When done, tear down the cluster with sky down mjlab-sweep.
Monitoring#
Provisioning can take five minutes or more while Lambda allocates the instance. Open a second terminal to keep an eye on things:
sky status # cluster state (INIT, UP, ...)
sky logs sky-<cluster-name> # stream logs in real time
sky logs sky-<cluster-name> --no-follow # print current logs and exit
sky queue sky-<cluster-name> # job queue for the cluster
Tip
If the cluster stays in INIT for a long time, the GPU type is
likely sold out. Cancel with sky down and try a different GPU, or
add --retry-until-up to let SkyPilot keep polling until capacity
opens up.
sky down sky-<cluster-name>
sky launch scripts/cloud/train.yaml --retry-until-up
Iterating on a failed job#
When a job fails the cluster keeps running (and billing). You can fix the problem locally and resubmit without waiting for a new instance:
sky exec sky-<cluster-name> scripts/cloud/train.yaml
Important
sky exec rsyncs your latest code and reruns the run step
only. It does not rerun setup. If your fix involves
dependency changes, use sky launch again or SSH in and run the
setup commands manually.
Other useful commands:
sky down sky-<cluster-name> # terminate the instance immediately
ssh sky-<cluster-name> # SSH in (SkyPilot configures this for you)
Cost management#
Warning
Always run sky status after each session to confirm nothing is
still running. Forgotten instances are the most common source of
unexpected charges. To terminate everything at once: sky down -a.

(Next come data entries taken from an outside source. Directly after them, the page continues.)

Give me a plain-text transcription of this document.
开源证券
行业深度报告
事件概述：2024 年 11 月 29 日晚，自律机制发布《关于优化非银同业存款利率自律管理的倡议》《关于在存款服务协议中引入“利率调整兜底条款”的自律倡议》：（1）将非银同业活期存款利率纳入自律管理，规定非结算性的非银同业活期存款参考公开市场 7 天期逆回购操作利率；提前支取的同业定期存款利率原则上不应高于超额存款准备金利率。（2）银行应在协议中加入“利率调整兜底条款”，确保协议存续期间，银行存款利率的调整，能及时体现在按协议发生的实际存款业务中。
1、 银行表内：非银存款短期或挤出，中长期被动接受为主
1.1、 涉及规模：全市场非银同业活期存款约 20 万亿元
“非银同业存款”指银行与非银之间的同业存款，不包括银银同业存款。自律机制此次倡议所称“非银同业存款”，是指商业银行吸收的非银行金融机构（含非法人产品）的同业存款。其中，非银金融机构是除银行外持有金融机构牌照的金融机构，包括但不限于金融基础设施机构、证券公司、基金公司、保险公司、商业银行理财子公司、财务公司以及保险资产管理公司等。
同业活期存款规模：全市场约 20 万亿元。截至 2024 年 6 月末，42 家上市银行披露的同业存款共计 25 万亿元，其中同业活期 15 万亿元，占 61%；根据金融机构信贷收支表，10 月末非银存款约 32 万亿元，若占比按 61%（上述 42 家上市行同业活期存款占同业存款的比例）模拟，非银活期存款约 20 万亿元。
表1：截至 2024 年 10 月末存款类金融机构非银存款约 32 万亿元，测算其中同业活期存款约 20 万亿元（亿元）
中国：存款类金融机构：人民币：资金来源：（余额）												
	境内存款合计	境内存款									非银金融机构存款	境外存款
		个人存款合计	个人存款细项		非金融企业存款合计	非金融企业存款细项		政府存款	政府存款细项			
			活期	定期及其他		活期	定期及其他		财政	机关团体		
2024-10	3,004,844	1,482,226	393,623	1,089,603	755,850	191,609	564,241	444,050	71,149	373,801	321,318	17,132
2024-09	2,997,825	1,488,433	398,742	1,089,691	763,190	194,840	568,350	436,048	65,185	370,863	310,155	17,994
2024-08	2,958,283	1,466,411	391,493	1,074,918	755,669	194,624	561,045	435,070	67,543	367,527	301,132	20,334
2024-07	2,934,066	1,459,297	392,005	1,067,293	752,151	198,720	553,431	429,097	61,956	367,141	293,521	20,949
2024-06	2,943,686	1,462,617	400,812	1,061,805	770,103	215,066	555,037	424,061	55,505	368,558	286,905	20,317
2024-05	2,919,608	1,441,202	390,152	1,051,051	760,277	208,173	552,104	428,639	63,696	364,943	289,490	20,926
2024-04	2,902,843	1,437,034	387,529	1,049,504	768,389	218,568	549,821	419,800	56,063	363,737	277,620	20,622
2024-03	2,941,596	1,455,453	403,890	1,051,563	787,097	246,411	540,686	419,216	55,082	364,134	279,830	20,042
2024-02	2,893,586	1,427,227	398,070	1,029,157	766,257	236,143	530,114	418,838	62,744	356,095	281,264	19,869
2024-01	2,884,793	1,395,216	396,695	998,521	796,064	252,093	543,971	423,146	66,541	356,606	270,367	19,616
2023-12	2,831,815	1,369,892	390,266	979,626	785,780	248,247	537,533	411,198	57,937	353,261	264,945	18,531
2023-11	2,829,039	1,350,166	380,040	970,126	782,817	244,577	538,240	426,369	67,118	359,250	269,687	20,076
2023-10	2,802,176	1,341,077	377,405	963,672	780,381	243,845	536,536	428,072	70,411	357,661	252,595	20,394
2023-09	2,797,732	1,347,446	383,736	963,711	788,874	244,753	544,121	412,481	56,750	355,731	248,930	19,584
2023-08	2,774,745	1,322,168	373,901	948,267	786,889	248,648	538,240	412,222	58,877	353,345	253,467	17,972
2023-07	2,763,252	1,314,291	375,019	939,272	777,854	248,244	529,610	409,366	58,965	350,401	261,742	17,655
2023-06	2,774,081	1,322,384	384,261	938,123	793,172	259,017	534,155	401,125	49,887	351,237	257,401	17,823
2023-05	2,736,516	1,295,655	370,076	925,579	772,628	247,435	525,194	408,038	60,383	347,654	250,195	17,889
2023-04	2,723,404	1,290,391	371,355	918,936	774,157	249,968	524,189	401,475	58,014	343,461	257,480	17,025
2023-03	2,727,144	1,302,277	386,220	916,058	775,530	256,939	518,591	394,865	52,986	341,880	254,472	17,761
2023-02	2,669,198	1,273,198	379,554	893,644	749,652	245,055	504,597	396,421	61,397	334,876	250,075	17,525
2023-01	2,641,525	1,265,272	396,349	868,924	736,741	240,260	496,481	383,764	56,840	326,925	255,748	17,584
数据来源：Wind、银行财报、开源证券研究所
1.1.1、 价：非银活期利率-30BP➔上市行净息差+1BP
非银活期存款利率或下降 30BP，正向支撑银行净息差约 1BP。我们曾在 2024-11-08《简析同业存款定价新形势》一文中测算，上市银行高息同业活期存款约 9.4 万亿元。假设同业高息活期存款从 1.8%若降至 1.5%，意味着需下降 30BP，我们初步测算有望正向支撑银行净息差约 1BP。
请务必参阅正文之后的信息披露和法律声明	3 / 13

Instances auto-terminate after 5 minutes of idle time by default. You can change this in the YAML (
idle_minutes) or at launch time with--idle-minutes-to-autostop.The
down: truesetting in the YAML means the instance is fully terminated when it stops, not just paused. Billing stops completely.
Troubleshooting#
No instances available
Lambda GPUs sell out frequently. A few things to try:
Use
--retry-until-upto poll automatically.Try a different GPU type:
--gpus A100:1,--gpus A10:1, etc.If you have credentials for other clouds (GCP, AWS), SkyPilot can fall back to them automatically.